Desafectación y venta de la Sede Comunal 9

Las comunas: ¿dependencias del poder central o unidades de gestión política y administrativa descentralizadas?

Por Liliana Elguezabal

(Aquí Mataderos) La inclusión del inmueble de Timoteo Gordillo 2212, en el listado de inmuebles que la ley, promovida por el ejecutivo y aprobada en primera instancia por la Legislatura, desafecta del dominio público, declara innecesarios para la gestión, y autoriza su disposición nos lleva a la consideración de las funciones y competencias de las Comunas.

Este edificio está actualmente ocupado por la Sede de la Comuna 9. En él se encuentran la Presidencia de la Junta Comunal, las Gerencias Operativas, la Mesa de entradas y la mayor parte del personal. Además se prestan allí la mayor parte de los servicios de la UAC 9.
Sostiene el informe del Ejecutivo que cada inmueble fue estudiado considerando “su efectivo uso público, su estado de ocupación, su necesidad para la gestión” y “se concluyó que resultan inutilizables para la Ciudad, ya sea por la ausencia de uso público, o la ocupación de los mismos por reparticiones que son objeto del Plan de Relocalizaciones ya en curso”

Maximiliano Mosquera Fantoni, presidente de la Junta Comunal 9 viene sosteniendo la necesidad de mudar la sede a un edificio más grande para aumentar la calidad de atención a los vecinos, pero aún no se conocen avances de ese proyecto de mudanza.
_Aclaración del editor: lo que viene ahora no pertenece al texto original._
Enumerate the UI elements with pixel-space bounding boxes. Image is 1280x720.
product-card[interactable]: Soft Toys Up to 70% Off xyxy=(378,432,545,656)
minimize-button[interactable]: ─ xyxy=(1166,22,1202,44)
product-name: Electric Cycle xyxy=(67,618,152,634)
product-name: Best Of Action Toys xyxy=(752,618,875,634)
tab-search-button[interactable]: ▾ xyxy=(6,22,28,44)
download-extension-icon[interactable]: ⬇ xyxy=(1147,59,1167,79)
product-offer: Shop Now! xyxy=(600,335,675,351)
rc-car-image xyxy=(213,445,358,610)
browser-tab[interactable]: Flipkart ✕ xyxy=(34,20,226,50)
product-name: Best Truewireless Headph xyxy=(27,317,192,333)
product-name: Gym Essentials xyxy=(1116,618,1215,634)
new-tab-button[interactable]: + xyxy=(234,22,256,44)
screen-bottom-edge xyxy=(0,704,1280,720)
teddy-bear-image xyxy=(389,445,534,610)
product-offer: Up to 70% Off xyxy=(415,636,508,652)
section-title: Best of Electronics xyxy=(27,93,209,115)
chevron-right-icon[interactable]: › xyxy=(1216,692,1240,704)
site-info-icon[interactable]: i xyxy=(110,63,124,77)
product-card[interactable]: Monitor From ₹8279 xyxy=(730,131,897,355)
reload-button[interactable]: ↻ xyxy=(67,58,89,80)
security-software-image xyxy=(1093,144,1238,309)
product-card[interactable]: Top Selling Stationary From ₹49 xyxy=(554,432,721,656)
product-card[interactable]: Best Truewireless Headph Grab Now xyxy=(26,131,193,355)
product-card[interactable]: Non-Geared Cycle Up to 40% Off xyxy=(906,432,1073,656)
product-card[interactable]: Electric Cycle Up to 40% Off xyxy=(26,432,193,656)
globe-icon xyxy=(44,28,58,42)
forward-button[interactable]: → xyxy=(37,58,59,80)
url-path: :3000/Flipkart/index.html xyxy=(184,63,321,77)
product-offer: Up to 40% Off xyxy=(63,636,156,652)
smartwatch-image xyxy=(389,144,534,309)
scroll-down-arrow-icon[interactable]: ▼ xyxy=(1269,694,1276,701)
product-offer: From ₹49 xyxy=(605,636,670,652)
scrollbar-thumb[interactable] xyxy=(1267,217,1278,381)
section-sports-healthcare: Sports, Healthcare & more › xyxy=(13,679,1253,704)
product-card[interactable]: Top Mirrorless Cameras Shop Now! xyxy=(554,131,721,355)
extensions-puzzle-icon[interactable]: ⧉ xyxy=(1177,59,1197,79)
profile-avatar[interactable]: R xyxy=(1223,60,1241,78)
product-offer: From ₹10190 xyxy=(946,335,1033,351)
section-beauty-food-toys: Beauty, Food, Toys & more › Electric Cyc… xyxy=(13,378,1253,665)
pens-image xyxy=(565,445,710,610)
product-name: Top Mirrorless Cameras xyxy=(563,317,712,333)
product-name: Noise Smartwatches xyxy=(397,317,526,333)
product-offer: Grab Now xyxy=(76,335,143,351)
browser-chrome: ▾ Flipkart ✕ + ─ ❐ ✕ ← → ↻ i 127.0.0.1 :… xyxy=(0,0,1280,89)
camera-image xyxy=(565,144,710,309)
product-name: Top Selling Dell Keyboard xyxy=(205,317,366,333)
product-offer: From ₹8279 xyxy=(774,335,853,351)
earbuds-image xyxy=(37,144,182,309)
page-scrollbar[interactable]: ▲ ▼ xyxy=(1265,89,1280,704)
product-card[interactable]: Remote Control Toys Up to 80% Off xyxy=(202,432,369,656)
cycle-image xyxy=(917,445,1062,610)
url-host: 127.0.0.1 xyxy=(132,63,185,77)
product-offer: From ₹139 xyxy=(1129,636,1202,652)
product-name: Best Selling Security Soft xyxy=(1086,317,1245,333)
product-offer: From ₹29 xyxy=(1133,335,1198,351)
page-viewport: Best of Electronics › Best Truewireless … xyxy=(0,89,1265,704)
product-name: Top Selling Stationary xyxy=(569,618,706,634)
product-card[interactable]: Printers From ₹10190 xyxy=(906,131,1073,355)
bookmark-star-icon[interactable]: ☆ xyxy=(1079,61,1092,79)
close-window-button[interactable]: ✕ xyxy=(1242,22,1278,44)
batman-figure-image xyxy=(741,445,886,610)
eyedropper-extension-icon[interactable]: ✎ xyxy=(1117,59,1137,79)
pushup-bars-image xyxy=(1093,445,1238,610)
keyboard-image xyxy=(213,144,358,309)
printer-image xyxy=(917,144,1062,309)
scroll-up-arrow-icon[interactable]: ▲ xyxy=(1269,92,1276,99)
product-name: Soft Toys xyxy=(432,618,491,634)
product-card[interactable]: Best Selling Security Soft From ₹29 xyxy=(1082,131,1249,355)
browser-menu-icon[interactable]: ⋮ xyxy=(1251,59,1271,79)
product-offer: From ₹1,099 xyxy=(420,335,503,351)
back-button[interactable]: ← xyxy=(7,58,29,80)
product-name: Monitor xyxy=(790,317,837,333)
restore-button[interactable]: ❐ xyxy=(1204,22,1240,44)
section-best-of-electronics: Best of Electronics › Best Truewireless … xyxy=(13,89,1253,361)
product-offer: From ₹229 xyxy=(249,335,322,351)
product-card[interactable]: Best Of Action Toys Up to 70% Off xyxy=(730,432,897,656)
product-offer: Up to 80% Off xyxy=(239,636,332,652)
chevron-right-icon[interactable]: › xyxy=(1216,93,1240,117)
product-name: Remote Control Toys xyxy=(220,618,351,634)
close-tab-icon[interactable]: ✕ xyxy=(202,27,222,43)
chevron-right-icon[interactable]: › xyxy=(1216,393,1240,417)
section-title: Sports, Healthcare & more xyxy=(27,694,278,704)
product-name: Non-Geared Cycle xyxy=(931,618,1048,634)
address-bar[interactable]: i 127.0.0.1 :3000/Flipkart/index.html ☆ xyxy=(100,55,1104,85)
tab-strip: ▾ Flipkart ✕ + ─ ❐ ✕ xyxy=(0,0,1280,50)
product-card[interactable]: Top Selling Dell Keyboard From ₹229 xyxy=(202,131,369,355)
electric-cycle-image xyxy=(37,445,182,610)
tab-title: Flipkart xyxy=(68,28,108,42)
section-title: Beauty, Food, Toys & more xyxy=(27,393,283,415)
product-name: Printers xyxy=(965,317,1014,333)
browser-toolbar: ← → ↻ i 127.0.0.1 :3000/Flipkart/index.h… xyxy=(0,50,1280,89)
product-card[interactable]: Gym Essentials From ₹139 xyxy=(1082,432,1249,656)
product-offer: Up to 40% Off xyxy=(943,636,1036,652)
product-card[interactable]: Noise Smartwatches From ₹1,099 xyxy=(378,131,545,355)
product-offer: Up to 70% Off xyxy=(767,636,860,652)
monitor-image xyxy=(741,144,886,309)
Se ha mencionado, como posible emplazamiento algún sector de los edificios administrativos del Mercado de Hacienda, cuando se produzca la mudanza del mismo a Cañuelas o algún edifico nuevo dentro del mismo predio. Pero no hay claridad sobre esta afirmación y nada se dice sobre el tamaño y las características del nuevo edificio.

Parece claro que el inmueble de Timoteo Gordillo 2212 no presenta condiciones óptimas para el funcionamiento de oficinas de atención al público. Pero en cambio, sí las tiene, por su ubicación y características edilicias para ser ocupado por las áreas operativas (mantenimiento del espacio público, arbolado, reparación de aceras), y depósitos generales de la comuna.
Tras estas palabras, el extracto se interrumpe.